When the heat wave hits I don't turn on my stove or oven. I still have to feed my husband and myself though. So what do I do? I use the slow cooker and grill. Today's yummy is brought to you by the grill.
What you need for the pork chops:
Up to 6 1/2 inch thick pork loin chops
1/2 cup balsamic vinegar
1/2 cup brown sugar, packed
2 tablespoons Kosher salt
1 tablespoon black pepper
1 tablespoon chopped garlic
1 1/2 cups boiling water
1 cup ice
In a bowl mix everything but the chops and ice until the salt and sugar are dissolved. Then add the ice stirring until you can't melt anymore ice. The mixture should be cold. Add the pork chops, place in fridge for an hour.
Preheat grill to medium - medium high heat, if you have a thermometer on your grill it should be 400-425. Place pork chops at a 45 degree angle. Cook for 2 minutes.
Then rotate the pork chops to the 45 degree angle. Cook for another 2 minutes.
Then flip to the other side and repeat. That's how you get those pretty grill marks.
What you need for the waffle fries:
1/2 package of waffle fries (Such as Ore-Ida)
1/2 onion thinly sliced
1/2 bell pepper chopped (whatever color you have on hand, I used some I had in the freezer)
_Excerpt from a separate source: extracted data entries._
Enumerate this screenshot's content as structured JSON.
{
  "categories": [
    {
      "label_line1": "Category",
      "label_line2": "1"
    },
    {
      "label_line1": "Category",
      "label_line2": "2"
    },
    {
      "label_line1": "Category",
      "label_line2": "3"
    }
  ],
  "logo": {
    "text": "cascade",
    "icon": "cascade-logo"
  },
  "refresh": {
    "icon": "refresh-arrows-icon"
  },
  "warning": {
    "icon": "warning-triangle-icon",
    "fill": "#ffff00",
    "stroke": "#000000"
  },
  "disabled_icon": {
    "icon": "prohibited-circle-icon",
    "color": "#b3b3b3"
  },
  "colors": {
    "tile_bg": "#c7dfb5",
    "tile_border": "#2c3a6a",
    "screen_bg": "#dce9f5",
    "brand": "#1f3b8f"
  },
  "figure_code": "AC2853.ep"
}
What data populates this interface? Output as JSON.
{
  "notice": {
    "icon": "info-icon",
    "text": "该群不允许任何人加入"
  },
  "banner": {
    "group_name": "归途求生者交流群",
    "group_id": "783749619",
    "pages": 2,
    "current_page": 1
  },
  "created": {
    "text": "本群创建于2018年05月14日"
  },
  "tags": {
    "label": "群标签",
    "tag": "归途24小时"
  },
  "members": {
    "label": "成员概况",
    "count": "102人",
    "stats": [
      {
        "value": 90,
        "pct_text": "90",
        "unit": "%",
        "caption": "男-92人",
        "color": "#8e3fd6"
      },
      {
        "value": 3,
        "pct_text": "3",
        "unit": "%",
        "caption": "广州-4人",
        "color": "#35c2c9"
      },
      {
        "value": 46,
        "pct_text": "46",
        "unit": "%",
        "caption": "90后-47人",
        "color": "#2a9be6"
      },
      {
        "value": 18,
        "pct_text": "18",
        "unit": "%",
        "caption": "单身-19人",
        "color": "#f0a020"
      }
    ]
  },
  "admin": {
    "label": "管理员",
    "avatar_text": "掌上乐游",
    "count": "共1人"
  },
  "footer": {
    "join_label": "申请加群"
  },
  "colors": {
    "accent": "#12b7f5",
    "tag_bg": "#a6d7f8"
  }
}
1 ear of corn, removed from cob
1/2 stick of butter, melted
1 teaspoon ranch dressing mix
1 teaspoon black pepper
1/2 teaspoon garlic salt
1/2 teaspoon chili powder
On a cookie sheet, layer waffle fries, onion, bell pepper, and corn. Mix the butter, ranch dressing, pepper, garlic salt, and chili powder. Drizzle over the fries. Place cookie sheet on the grill, make sure the burner isn't on under the pan. Cover the grill and let bake for 25-30 minutes.